Ethics in AI is critical. Source: Shutterstock

Ethics in AI is critical. Source: Shutterstock

Why subject matter experts must weigh in on AI models

CAPTURING data in today’s world is easy. Be it an action in the digital world on a website or an application or in the physical world in a retail or commercial environment — everything can be tracked. Making sense of that data, however, requires more than just employing data scientists.

Quilt.ai Founder and Chief of Product Angad Chowdhry told Tech Wire Asia that subject matter expertise is the most important piece of the puzzle when it comes to making sense of data.

Chowdhry’s company works with a variety of for-profit and non-for-profit businesses, tapping into data from a plethora of sources, and running artificial intelligence (AI)-powered models to answer questions that help better understand markets, invest resources, and plan for the future.

Quilt.ai recently collaborated with School of Oriental and African Studies (SOAS) and the Barbican Centre in the UK on a project to help AI understand the context when it sees a photograph.

The project involved working with SOAS in taking a list of sub-cultures from the city of London and building a model using user-generated data. This use of “grounded theory”, a sociological concept, in building AI models is because of the subject matter expertise from Quilt.ai (whose founder is an anthropologist by training and equipped to understand the nuances of such data). This culminated in an app that classifies people’s cultural references and signals – that was exhibited at the Barbican

Dubbed Culture.Trace, the project aimed to explore what an alternative vision of a future AI could look like through showing how technology, and the people it analyses, are most interesting when approached through a non-judgemental and culturally empathetic lens. The app also “matched” individuals to other people who had similar cultural DNA across the world. In this experiment, AI was used to “connect” people, not just “classify” them.

“Right now, the issue is not that the machines are biased. The issue is that ground up, culturally sensitive models of AI do not exist. Commercial computer vision models are designed to recognise demographics, age or race when they see images and video, instead of meaning,  cultural context, semiotics, etc,”

In a business context, however, there’s an emphasis on bringing subject matter expertise into the fold of data and AI. Too often, organizations recruit data science professionals at scale and give them the data, tools, and resources they need in order to create exciting products and solutions.

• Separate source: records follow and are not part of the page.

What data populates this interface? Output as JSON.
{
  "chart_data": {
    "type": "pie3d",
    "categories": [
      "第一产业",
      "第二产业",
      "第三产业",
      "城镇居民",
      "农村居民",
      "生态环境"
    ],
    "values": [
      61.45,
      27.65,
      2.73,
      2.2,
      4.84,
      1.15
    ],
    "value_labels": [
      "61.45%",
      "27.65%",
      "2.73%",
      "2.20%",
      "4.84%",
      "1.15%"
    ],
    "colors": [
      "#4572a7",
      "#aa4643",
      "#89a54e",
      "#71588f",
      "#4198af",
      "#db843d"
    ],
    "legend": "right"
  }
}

Unfortunately, the teams fail to deliver meaningful results within reasonable timeframes since they lack the knowledge-based support and leadership from those with subject matter expertise.

In the restaurant-franchise business, for example, cashless payment options and loyalty programs make it easy to create customer profiles and track their tastes and preferences linked to a particular time of day, location, and menu, among other things.

If only data scientists evaluate the data to create business insights, however, the inability to reach target for white wine sales at noon despite significant sales of white-sauce pastas and chicken dishes might signal that the wine list needs another look.

However, the reality might be that the restaurant might be in a central business district or close to a religious institution or a university, with patrons preferring to avoid alcoholic beverages during working hours. Only the restaurant manager will be able to answer that question.

Similarly, Quilt.ai’s Chowdhry points out that most institutions engaged in the ethics in AI discussion don’t lean on individuals in backgrounds in moral philosophy making it much harder for the world to reach a conclusion than it needs to be.

“There are so many debates around AI and ethics taking place, and I’ve yet to see serious references to Nietzsche or Kant; even modern philosophers are referenced in passing. It would be useful if questions of ethics were not left to just developers, just as questions of Machine Learning Architecture are not left to moral philosophers.”

According to Chowdhry, anyone (especially business leaders) developing AI models and using data to create insights should take note of the fact that solving most problems require subject matter expertise and hence, should involve experts who can provide the context required to make data more meaningful.

In the coming months, as business leapfrog into the era of AI-powered decision-making, the access to subject matter expertise, or lack thereof, will decide what organizations are successful and which ones fail to make a mark.